C’est sur cette base que repose tout l’album ?
La rythmique de l’album se repose sur eux. Moi, j’écris toujours rythme, parole et mélodies, je ne sais pas lequel vient en premier, mais les trois sont présents dans ma tête quand j’écris. Cela a toujours été comme ça.
Dans cet album, on vogue sans cesse d’un style à un autre, en terme de chant, ça doit être un challenge, non ?
J’aime pas m’ennuyer quand je fais un truc. Je voulais à tout prix donner le pouvoir aux percussions d'être la force maîtresse de tous les instruments : les guitares, le clavier, la basse, le kora, le balafon… S’il fallait se baser sur la cloche, tout le monde se basait sur le cloche et voilà…

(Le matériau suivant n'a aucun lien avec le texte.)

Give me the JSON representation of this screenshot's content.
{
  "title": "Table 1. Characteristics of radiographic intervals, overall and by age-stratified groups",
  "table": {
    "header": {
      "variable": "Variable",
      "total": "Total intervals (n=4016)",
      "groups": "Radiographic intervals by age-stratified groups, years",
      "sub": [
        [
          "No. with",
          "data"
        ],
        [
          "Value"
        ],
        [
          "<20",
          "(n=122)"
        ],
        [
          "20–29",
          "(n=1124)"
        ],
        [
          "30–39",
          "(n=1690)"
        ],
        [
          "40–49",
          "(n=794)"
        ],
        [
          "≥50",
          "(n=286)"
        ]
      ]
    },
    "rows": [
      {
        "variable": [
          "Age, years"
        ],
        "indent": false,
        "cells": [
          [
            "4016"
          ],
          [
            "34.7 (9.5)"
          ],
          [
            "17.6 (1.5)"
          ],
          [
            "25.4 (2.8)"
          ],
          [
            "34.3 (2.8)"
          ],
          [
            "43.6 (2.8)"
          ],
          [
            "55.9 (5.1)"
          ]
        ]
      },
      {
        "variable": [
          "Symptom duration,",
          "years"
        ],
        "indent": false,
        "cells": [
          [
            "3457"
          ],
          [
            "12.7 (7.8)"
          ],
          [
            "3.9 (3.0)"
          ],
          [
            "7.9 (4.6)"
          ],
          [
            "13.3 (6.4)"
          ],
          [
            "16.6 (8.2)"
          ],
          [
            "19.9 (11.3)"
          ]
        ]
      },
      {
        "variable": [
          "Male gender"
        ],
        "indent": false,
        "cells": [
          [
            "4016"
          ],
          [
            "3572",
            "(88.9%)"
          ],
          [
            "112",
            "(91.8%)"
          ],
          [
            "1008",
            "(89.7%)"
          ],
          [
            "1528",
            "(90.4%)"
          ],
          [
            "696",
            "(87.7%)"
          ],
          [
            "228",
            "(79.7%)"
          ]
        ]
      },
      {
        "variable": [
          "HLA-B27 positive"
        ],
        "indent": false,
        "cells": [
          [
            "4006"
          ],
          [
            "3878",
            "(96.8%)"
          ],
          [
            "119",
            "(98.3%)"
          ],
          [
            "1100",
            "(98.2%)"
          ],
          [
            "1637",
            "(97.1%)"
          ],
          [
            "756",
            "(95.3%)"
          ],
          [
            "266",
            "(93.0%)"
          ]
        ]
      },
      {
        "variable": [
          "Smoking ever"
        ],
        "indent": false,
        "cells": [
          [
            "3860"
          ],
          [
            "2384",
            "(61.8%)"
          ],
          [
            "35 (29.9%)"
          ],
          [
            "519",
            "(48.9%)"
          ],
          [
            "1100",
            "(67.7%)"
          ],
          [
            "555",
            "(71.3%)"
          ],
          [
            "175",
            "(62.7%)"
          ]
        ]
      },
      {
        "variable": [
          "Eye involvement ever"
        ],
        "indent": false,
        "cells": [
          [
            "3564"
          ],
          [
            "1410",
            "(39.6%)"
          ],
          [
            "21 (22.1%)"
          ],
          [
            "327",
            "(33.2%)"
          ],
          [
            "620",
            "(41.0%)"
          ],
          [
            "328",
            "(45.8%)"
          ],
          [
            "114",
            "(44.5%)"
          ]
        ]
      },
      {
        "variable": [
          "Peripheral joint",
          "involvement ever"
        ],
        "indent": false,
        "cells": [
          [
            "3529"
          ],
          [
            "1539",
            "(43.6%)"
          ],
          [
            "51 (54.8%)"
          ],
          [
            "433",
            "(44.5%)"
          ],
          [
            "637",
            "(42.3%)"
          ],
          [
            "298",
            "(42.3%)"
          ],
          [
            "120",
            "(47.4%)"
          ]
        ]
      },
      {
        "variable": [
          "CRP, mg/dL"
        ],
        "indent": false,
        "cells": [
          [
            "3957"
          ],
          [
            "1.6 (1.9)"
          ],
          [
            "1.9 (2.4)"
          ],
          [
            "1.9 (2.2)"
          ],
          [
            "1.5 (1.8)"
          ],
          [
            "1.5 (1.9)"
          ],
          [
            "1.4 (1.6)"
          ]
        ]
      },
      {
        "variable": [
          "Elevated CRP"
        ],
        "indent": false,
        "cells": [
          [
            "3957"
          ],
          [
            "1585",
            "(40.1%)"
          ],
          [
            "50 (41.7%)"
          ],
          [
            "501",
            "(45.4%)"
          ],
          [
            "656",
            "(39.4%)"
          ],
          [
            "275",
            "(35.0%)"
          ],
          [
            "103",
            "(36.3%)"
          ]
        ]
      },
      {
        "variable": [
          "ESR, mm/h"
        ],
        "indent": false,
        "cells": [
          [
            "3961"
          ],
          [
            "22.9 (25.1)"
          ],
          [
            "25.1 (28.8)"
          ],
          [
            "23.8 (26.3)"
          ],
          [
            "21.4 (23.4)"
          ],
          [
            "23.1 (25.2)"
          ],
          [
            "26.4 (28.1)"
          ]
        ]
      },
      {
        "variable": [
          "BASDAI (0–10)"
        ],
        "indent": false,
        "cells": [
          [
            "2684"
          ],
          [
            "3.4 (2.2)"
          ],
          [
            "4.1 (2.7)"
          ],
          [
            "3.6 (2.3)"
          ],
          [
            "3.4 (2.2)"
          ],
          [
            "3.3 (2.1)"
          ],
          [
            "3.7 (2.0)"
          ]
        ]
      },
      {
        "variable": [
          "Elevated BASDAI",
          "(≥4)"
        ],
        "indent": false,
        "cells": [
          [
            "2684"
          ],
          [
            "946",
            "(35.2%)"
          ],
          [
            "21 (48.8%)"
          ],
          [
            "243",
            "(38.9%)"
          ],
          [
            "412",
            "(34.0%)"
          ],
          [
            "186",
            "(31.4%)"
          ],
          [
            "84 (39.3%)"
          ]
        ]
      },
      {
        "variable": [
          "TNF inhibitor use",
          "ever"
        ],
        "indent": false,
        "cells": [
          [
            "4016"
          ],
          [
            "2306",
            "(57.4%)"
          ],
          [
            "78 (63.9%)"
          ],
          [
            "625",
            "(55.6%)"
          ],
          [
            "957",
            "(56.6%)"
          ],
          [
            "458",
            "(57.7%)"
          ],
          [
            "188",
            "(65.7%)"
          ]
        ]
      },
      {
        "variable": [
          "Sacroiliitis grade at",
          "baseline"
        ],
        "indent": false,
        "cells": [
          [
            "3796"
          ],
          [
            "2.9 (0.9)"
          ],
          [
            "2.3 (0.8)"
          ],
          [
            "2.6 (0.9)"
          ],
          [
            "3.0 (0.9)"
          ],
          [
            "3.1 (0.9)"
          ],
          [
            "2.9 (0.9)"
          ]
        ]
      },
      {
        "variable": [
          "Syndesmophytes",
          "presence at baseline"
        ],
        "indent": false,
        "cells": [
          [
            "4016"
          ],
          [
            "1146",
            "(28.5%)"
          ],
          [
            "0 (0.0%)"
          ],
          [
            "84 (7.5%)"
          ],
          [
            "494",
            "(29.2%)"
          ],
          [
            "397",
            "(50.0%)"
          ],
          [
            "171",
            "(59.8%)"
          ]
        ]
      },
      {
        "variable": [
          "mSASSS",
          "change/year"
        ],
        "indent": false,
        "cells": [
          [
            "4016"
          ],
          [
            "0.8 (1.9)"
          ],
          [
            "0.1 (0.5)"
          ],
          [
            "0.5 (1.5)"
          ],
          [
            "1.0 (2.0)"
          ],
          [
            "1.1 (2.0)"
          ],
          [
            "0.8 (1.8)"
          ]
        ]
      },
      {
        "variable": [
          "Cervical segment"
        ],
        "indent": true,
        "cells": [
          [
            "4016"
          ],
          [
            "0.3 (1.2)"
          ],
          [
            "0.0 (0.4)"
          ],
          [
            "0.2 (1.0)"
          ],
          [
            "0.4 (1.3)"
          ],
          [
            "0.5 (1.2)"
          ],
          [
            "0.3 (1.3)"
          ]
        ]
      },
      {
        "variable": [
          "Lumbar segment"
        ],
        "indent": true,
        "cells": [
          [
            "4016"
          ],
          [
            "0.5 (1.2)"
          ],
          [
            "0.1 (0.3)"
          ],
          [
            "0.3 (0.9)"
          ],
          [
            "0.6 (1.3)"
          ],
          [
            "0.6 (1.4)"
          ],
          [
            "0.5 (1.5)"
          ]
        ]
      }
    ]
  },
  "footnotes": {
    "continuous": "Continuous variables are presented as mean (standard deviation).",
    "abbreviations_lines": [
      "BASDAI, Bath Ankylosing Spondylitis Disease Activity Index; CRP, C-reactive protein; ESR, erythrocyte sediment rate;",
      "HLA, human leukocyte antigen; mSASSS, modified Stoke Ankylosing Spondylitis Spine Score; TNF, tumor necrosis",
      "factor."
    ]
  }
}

Et l’enregistrement a eu lieu à New York, à l’Electric Lady, le studio de Jimi Hendrix, certainement pas un hasard...
Mais non, parce qu’il y a de moins en moins de studio où on peut enregistrer des albums live aujourd’hui ! Avec les ordinateurs, on peut enregistrer chez soi, un peu partout. Et puis un studio avec cette ambiance, il n’y en a pas des masses…Je voulais un studio pas trop froid, où tout le monde se sente comme dans un salon ou sur une place de village en Afrique, pour qu’on puisse tous communiquer. On était tous en cercle, je pouvais aller danser au milieu, et tout le monde se voyait. Electric Lady a permis cela.
Pourquoi avoir décidé d’inviter autant de musiciens sur cet album ? Certains viennent d’Afrique, d’Amérique, de Jamaïque…
Je n’ai pas vraiment décidé en fait… La seule personne qui était invitée d’office, c’était Alicia Keys, parce que ça fait trois ans qu’on se connaît et dès que j’ai commencé à écrire, elle m’a demandé si elle pouvait écouter. Donc, c’était avec plaisir que je lui envoyais tout ce que j’écrivais par email, et elle est tombée amoureuse de Djin Djin. Elle est la seule chanteuse r'n'b à écrire des rythmes 6/8 pour ses ballades. Tout le monde croit que c’est du 4/4 comme tout le r'n'b, alors qu’en dessous de sa musique, il y a vraie une pulsation africaine. C’était la seule personne qui était prévue en studio. J’ai dit à tous les gens que j’ai appelé qu'il n’y avait pas d’obligation, que je leur envoyais les chansons et qu'ils n'avaient plus qu'à choisir. Si rien ne leur plaisait, ce n’était pas grave… Chacun a donc choisi ses chansons. Dans l’album, je lance l’invitation avec Ae Ae, le premier titre, et après ils sont à l’honneur, c’est l’hospitalité africaine. Quand on invite les gens, ils sont les premiers à s’exprimer, c’est normal.